Google Chrome to partner with Acer, Adobe, HP
Google will team up with a number of PC makers, wireless chip developers and software companies to develop and launch its new Chrome operating system.
Google will partner with Acer, Adobe, ASUS, Freescale, Hewlett-Packard, Lenovo, Qualcomm, Texas Instruments and Toshiba — among others — to develop devices that can work with Chrome, according to a glob post Wednesday evening.
The goal is "to design and build devices that deliver an extraordinary end user experience," the post on the Chrome site said.
The opened-sourced operating system will be available free of charge.
Google announced Wednesday that it will be releasing the Chrome OS — based on the browser of the same name — to consumers in the second half of 2010.

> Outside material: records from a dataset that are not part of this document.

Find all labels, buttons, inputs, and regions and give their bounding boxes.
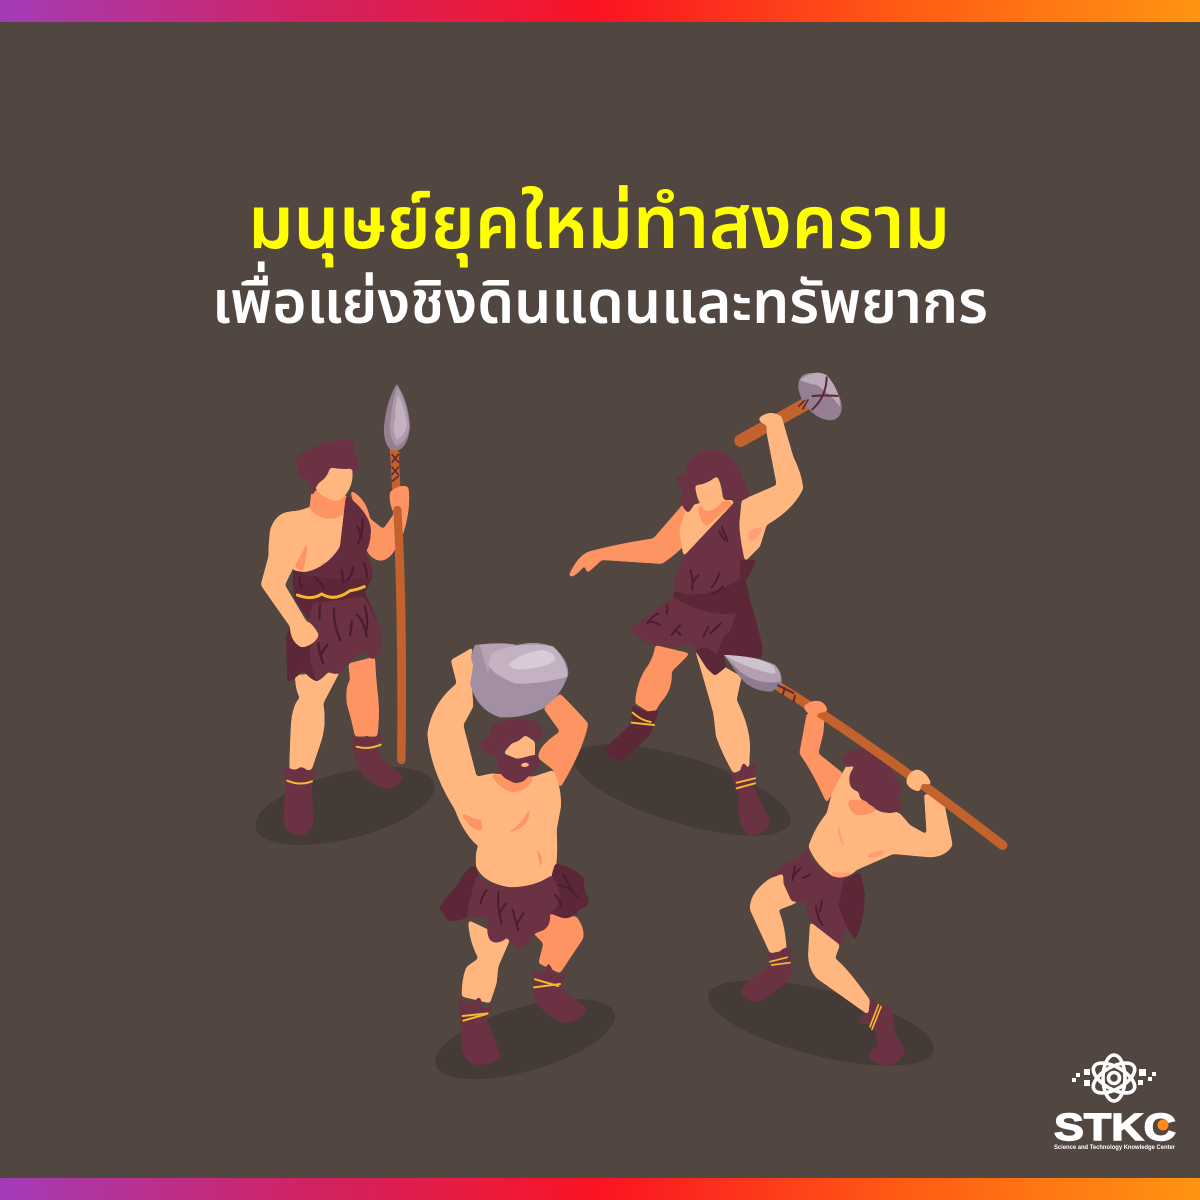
figure: caveman with upright spear xyxy=(261,384,410,835)
face xyxy=(503,735,535,760)
boot near xyxy=(282,767,319,835)
hand over skirt xyxy=(290,622,319,648)
title line 1: มนุษย์ยุคใหม่ทำสงคราม xyxy=(248,170,950,282)
near arm xyxy=(261,511,319,648)
rock xyxy=(470,643,568,717)
logo atom icon xyxy=(1089,1055,1139,1101)
title line 2: เพื่อแย่งชิงดินแดนและทรัพยากร xyxy=(212,259,988,350)
figure: caveman with stone axe xyxy=(568,365,850,835)
spear head and shaft xyxy=(384,384,410,760)
boot straps xyxy=(287,745,381,784)
neck xyxy=(491,774,533,793)
right leg xyxy=(533,913,584,973)
ground shadow: spear thrower xyxy=(700,963,942,1083)
skirt xyxy=(770,845,865,945)
spear head xyxy=(724,655,795,703)
front leg xyxy=(695,650,750,773)
back leg xyxy=(635,645,690,715)
right leg xyxy=(808,922,870,1015)
spear shaft xyxy=(780,687,1003,845)
right hand xyxy=(906,769,932,792)
garment back panel xyxy=(695,603,763,676)
boot front xyxy=(728,762,770,835)
neck xyxy=(309,490,347,519)
torso and right arm xyxy=(808,765,953,877)
ground shadow: spearman xyxy=(248,752,442,860)
far arm xyxy=(538,693,588,788)
torso xyxy=(270,500,347,572)
skirt dark panel xyxy=(838,872,865,941)
fold lines xyxy=(481,875,577,930)
belt xyxy=(297,587,364,598)
fold lines xyxy=(793,867,822,925)
neck xyxy=(848,800,880,815)
front leg xyxy=(289,672,340,770)
boot left xyxy=(740,946,793,1001)
torso xyxy=(455,770,561,887)
title xyxy=(212,170,988,350)
beard xyxy=(496,753,541,783)
right side drape xyxy=(740,560,757,580)
hand on rock xyxy=(451,647,473,685)
left leg xyxy=(462,920,510,1003)
logo orange dot xyxy=(1158,1120,1168,1130)
raised arm xyxy=(738,413,803,562)
skirt front xyxy=(467,875,560,949)
garment xyxy=(628,502,757,655)
face xyxy=(695,476,723,512)
torso xyxy=(679,497,735,557)
neck xyxy=(698,500,733,527)
left hand xyxy=(803,701,827,718)
waist band xyxy=(673,577,752,614)
logo caption: Science and Technology Knowledge Center xyxy=(1054,1145,1176,1151)
curly hair xyxy=(842,748,902,813)
boot right xyxy=(533,962,587,1023)
figure: bearded caveman lifting rock xyxy=(427,643,589,1065)
chest shading xyxy=(294,537,335,572)
ground shadow: rock man xyxy=(427,983,623,1095)
garment drape xyxy=(293,495,373,579)
spear lower shaft over hand xyxy=(397,510,402,759)
pointing arm xyxy=(568,500,687,577)
near arm xyxy=(427,647,492,847)
left arm xyxy=(799,713,843,803)
skirt back left xyxy=(438,865,487,921)
boot far xyxy=(351,733,403,788)
mouth xyxy=(519,762,531,767)
logo pixel squares xyxy=(1072,1069,1156,1086)
boot straps xyxy=(770,957,881,1029)
skirt back right xyxy=(550,863,589,918)
figure: caveman throwing spear xyxy=(724,655,1003,1066)
face xyxy=(315,467,353,501)
boot left xyxy=(458,996,501,1065)
back leg xyxy=(346,657,379,737)
left leg xyxy=(750,873,805,953)
far arm and hand xyxy=(350,486,409,561)
top gradient bar xyxy=(0,0,1200,22)
boot straps xyxy=(632,713,755,788)
logo wordmark: STKC xyxy=(1054,1107,1176,1149)
hair xyxy=(479,719,543,757)
garment xyxy=(286,495,381,683)
boot right xyxy=(858,997,905,1066)
skirt lighter panel xyxy=(308,597,381,682)
boots xyxy=(603,705,659,760)
ground shadow: axe man xyxy=(564,725,800,855)
garment fold lines xyxy=(299,520,367,663)
left hand over shaft xyxy=(803,701,827,718)
fold lines xyxy=(647,527,728,637)
boot straps xyxy=(463,979,560,1021)
bottom gradient bar xyxy=(0,1178,1200,1200)
hair xyxy=(293,439,359,497)
logo: STKC xyxy=(1054,1055,1176,1151)
hair xyxy=(675,449,750,513)
chest lines xyxy=(461,805,560,874)
stone axe xyxy=(741,365,850,441)
torso shading xyxy=(818,825,887,878)
armpit shade xyxy=(748,526,764,542)
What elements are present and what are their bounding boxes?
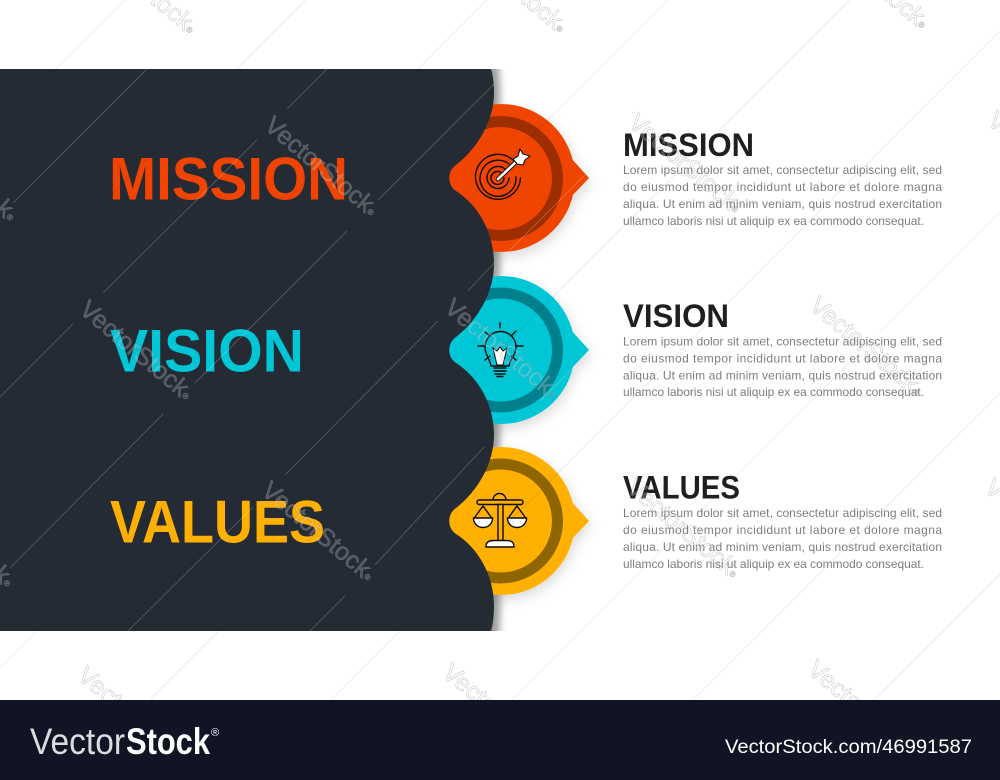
watermark: repeated VectorStock stamps: ® [2, 578, 12, 589]
heading: vision: VISION [623, 298, 729, 334]
paragraph: mission: Lorem ipsum dolor sit amet, consectetur adipiscing elit, sed [623, 163, 942, 177]
watermark: repeated VectorStock stamps: Vecto [437, 658, 503, 720]
icon: balance scales [474, 494, 526, 547]
paragraph: values: do eiusmod tempor incididunt ut labore et dolore magna [623, 523, 942, 537]
paragraph: mission [623, 163, 942, 228]
badge: vision [427, 276, 589, 424]
watermark: repeated VectorStock stamps: ® [545, 389, 556, 400]
watermark: repeated VectorStock stamps: VectorStock [439, 293, 559, 400]
badge: mission [427, 104, 589, 252]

"Speed, simplicity and security are the key aspects of Google Chrome OS. We're designing the OS to be fast and lightweight, to start up and get you onto the web in a few seconds," Sundar Pichai, Google's vice-president of product management, and Linus Upson, Google's engineering director, said in a joint blog post.
The Linux-based operating system will initially be targeted at netbooks — the smaller, no-frills, low-cost version of the laptop.
The diverse list of partners announced Wednesday offers hints of Google's strategy for the launch and growth of Chrome.
Acer and Asus are the two top netbook manufacturers in the world. The partnership with chip-makers like Qualcomm or Texas Instruments suggests a push to tap into the mobile market.
The inclusion of Adobe, meanwhile, suggests Flash may figure prominently in Chrome.